Oscillometry and spirometry are not interchangeable when assessing the
bronchodilator response in children and young adults born preterm
Abstract
Introduction: The European Respiratory Society Oscillometry
Taskforce identified that clinical correlates of bronchodilator
responses are needed to advance oscillometry in clinical practice. The
understanding of bronchodilator-induced oscillometry changes in preterm
lung disease is poor. Here we describe a comparison of bronchodilator
assessments performed using oscillometry and spirometry in a population
born very preterm and explore the relationship between
bronchodilator-induced changes in respiratory function and clinical
outcomes. Methods: Participants aged 6-23 born ≤32 (N=288; 132
with bronchopulmonary dysplasia) and ≥37 weeks’ gestation (N=76,
term-born controls) performed spirometry and oscillometry. A significant
bronchodilator response (BDR) to 400mcg salbutamol was classified
according to published criteria.

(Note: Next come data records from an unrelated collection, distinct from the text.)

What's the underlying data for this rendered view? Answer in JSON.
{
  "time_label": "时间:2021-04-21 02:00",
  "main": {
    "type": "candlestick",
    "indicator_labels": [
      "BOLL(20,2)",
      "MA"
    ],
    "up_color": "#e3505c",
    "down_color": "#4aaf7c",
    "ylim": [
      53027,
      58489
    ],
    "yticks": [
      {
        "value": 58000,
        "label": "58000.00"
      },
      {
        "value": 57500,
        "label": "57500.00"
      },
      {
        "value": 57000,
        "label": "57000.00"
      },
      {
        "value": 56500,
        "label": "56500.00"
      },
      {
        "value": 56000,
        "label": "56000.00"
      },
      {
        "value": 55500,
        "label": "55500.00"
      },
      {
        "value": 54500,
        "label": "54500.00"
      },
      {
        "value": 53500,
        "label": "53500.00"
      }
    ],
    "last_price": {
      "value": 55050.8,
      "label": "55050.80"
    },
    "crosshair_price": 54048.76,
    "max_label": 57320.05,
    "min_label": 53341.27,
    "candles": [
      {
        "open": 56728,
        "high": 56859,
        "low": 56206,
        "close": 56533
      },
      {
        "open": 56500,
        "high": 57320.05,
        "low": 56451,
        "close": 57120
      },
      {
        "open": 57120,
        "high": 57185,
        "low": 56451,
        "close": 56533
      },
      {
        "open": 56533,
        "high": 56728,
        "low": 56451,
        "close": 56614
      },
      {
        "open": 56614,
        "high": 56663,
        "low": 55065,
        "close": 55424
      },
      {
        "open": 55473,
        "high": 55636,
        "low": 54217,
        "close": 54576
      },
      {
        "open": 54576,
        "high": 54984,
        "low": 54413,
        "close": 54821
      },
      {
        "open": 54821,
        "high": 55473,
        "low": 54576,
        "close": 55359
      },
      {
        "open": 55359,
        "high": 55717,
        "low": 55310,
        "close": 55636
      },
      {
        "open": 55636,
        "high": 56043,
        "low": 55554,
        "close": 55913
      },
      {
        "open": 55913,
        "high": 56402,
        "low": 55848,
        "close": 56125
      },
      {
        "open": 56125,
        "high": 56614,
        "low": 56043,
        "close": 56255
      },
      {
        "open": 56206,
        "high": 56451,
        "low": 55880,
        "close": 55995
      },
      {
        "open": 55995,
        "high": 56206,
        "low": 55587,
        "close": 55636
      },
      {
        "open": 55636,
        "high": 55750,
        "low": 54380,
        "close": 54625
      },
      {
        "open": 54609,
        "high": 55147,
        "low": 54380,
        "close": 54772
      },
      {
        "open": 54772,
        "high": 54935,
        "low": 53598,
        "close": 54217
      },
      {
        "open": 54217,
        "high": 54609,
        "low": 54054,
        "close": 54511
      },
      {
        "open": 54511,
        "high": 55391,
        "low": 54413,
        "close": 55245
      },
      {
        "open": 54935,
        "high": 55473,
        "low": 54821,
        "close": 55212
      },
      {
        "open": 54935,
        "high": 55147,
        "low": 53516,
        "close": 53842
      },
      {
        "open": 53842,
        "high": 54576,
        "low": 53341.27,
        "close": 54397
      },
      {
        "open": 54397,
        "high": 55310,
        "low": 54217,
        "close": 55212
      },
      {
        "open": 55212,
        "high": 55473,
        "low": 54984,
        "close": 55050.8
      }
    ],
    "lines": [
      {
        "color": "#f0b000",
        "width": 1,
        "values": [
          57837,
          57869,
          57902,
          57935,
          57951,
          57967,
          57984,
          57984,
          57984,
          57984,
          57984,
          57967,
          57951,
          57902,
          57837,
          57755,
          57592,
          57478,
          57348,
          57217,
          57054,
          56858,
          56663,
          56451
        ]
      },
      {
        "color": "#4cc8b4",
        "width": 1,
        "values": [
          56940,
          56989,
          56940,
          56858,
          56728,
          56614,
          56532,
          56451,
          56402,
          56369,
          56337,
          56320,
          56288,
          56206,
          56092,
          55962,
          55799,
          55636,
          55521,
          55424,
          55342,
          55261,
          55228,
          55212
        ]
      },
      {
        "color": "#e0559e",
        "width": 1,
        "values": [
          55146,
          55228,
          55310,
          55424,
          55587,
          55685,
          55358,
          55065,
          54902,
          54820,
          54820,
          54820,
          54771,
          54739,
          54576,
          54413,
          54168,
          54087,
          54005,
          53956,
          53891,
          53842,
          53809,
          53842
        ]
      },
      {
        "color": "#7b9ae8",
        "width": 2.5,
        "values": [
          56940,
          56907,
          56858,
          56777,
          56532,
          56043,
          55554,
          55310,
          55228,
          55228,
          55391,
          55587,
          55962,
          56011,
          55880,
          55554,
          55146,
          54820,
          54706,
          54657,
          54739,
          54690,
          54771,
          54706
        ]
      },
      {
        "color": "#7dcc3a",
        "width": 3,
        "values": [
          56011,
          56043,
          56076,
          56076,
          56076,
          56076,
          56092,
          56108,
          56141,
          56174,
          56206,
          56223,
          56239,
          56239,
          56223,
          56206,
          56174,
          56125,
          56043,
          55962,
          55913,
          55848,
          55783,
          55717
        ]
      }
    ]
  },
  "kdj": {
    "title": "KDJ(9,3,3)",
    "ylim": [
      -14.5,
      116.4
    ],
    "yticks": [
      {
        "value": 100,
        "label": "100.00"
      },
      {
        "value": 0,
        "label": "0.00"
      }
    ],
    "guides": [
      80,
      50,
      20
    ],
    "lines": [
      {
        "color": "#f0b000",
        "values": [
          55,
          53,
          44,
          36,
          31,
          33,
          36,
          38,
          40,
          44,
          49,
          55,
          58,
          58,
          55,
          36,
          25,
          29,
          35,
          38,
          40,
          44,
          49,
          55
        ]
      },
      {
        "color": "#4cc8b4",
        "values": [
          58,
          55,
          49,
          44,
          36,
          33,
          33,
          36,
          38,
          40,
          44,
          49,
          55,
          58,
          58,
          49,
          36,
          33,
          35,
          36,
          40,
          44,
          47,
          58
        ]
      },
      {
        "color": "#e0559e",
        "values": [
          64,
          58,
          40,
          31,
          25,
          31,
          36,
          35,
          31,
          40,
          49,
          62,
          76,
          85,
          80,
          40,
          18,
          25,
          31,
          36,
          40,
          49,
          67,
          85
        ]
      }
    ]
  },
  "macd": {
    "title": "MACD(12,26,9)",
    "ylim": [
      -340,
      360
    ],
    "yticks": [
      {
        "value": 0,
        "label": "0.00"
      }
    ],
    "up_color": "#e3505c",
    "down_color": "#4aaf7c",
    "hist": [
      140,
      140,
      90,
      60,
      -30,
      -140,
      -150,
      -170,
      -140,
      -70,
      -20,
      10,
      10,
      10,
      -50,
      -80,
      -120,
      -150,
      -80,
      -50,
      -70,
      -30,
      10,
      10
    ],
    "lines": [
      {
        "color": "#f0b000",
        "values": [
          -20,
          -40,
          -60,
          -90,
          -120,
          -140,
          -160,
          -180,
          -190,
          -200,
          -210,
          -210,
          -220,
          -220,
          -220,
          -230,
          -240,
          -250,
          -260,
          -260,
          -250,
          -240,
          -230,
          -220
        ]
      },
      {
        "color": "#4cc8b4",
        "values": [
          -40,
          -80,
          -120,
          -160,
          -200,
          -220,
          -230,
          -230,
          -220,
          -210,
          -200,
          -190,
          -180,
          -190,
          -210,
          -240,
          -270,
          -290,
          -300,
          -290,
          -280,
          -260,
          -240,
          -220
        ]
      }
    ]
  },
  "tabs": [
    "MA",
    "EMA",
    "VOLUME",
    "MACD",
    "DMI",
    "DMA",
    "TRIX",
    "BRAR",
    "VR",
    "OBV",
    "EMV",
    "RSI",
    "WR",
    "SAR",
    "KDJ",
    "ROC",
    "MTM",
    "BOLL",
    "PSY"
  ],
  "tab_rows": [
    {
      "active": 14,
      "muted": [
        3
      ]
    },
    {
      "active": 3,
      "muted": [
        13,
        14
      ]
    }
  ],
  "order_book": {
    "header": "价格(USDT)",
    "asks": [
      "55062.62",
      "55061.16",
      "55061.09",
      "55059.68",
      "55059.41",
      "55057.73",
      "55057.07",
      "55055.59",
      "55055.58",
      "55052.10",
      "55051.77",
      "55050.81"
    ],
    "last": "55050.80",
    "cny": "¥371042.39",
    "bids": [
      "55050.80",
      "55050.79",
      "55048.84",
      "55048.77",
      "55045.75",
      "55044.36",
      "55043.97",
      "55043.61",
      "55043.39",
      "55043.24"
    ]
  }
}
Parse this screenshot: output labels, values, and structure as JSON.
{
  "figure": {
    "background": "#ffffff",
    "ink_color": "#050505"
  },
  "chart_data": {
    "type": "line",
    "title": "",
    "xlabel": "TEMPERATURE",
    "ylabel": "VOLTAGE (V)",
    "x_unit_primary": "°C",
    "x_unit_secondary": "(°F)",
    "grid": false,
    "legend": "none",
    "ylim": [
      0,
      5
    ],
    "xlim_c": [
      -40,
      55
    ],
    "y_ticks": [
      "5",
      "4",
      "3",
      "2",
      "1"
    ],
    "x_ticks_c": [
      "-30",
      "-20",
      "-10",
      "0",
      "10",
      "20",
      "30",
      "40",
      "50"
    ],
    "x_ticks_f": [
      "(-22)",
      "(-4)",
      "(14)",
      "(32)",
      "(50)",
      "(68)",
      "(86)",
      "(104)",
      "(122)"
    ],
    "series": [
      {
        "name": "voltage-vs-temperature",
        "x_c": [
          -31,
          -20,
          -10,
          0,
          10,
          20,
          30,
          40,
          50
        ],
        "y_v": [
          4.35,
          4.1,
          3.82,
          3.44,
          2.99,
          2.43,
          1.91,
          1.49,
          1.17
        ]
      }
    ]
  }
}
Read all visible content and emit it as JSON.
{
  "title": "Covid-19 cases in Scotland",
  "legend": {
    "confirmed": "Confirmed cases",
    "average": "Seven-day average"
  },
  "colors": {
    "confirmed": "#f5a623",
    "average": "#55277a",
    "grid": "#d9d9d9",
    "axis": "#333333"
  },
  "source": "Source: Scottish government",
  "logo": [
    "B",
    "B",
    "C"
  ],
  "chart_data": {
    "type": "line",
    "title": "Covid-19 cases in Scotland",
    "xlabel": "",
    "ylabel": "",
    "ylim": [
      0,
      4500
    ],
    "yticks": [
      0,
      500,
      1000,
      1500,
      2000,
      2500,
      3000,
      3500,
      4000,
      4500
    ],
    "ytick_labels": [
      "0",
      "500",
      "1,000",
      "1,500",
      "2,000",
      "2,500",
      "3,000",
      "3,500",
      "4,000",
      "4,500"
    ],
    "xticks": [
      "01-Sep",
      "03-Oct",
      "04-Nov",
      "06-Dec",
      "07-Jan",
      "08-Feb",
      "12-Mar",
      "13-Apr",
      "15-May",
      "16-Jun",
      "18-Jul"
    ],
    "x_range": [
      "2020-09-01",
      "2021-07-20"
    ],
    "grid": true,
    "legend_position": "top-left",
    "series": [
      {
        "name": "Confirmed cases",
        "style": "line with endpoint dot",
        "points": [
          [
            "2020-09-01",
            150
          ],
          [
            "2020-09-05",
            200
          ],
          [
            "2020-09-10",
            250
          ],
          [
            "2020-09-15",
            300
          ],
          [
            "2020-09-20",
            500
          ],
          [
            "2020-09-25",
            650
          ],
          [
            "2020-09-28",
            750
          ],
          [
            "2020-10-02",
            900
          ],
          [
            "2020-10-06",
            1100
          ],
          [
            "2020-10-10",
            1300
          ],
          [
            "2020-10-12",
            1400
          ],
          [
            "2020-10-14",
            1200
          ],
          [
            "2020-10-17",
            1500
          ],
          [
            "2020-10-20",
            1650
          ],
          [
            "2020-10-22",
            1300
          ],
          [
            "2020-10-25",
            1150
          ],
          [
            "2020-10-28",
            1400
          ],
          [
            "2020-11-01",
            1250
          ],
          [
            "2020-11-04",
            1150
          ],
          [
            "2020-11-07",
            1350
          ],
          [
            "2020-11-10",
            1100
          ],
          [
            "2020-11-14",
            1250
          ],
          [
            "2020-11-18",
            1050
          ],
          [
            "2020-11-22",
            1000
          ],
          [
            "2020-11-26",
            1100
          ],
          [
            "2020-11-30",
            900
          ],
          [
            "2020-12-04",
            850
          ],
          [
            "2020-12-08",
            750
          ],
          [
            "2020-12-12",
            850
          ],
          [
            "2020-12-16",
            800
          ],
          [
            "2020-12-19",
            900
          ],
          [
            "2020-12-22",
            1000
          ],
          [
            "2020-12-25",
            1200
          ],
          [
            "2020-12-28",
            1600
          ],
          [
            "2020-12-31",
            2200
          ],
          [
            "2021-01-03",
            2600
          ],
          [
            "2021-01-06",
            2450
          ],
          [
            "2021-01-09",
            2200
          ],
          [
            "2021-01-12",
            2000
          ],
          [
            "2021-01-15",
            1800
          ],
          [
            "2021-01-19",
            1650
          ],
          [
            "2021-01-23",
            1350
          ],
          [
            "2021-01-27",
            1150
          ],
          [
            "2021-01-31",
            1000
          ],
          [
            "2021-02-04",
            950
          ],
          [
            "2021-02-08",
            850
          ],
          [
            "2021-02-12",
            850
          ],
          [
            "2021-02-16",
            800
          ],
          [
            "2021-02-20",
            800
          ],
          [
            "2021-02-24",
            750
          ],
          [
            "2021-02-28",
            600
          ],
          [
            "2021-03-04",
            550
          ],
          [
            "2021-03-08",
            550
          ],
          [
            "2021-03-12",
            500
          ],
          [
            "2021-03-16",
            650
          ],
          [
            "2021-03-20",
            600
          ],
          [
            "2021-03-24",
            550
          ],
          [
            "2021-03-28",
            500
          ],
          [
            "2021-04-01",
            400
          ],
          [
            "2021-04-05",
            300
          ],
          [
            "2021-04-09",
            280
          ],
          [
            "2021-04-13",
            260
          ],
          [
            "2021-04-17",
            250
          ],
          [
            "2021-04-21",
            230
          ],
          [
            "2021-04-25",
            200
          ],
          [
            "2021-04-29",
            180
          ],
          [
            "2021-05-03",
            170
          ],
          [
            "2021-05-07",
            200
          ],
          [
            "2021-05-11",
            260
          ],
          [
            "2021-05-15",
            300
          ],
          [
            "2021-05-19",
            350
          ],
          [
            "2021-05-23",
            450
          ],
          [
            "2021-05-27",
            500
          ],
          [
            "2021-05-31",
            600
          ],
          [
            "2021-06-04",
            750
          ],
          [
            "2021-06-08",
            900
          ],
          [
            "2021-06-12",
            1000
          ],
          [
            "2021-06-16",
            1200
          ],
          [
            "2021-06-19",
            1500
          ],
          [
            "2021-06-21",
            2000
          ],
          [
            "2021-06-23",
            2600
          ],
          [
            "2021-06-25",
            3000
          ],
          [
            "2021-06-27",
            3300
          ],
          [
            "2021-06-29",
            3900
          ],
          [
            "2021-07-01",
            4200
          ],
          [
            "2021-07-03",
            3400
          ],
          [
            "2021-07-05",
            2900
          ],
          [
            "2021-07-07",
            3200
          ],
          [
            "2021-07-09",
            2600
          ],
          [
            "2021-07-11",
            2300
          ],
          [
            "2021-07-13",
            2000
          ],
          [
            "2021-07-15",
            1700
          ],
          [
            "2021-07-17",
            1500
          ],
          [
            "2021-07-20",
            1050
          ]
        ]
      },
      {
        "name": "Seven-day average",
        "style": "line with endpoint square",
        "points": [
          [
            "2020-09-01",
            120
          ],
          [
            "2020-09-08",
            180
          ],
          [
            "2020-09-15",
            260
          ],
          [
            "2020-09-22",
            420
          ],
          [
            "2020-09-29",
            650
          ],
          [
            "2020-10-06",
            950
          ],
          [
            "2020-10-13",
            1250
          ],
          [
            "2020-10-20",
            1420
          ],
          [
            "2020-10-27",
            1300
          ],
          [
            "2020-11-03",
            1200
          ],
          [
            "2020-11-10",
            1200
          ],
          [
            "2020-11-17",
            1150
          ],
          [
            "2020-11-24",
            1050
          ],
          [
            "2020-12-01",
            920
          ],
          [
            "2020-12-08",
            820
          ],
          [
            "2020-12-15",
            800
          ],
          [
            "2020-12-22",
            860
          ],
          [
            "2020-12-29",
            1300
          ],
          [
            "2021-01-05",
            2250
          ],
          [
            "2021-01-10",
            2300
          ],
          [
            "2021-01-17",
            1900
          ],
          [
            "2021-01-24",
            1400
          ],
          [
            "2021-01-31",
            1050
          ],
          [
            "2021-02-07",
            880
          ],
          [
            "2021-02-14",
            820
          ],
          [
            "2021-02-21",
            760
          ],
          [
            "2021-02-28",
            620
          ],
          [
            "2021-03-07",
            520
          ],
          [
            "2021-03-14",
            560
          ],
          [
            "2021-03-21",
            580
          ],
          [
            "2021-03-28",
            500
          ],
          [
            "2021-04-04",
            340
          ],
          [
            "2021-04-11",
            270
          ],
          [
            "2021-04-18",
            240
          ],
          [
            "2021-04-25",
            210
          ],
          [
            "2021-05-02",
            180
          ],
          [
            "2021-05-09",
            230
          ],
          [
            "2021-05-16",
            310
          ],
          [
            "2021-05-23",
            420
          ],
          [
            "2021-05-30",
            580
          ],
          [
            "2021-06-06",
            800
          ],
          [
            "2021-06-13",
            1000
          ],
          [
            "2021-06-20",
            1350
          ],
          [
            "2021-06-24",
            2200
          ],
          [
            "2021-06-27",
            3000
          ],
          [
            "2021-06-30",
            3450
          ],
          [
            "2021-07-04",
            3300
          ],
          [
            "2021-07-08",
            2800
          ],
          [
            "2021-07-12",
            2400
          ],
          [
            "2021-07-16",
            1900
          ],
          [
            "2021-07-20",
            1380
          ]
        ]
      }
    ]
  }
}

Results: A BDR was identified
in 30.9% (n=85) of preterm-born individuals via spirometry and/or
oscillometry, with poor agreement between spirometry and oscillometry
definitions (k=0.26; 95%CI 0.18 to 0.40, p<0.001). Those born
preterm with a BDR by oscillometry but not spirometry had increased
wheeze (33% vs 11%, p=0.010) and baseline resistance (Rrs
5 z-score mean difference (MD)= 0.86, 95%CI 0.07 to
1.65, p=0.025), but similar spirometry to the group without a BDR (FEV
1 z-score MD= -0.01, 95%CI -0.66 to 0.68,
p>0.999). Oscillometry was more feasible than spirometry
(95% vs 85% (FEV 1), 69% (FVC), p<0.001),
however being born preterm did not affect test feasibility.
Conclusion: In the preterm population, oscillometry is a
feasible and clinically useful supportive test to assess the airway
response to inhaled salbutamol. Changes measured by oscillometry reflect
related but distinct physiological changes to that measured by
spirometry and thus these tests should not be used interchangeably.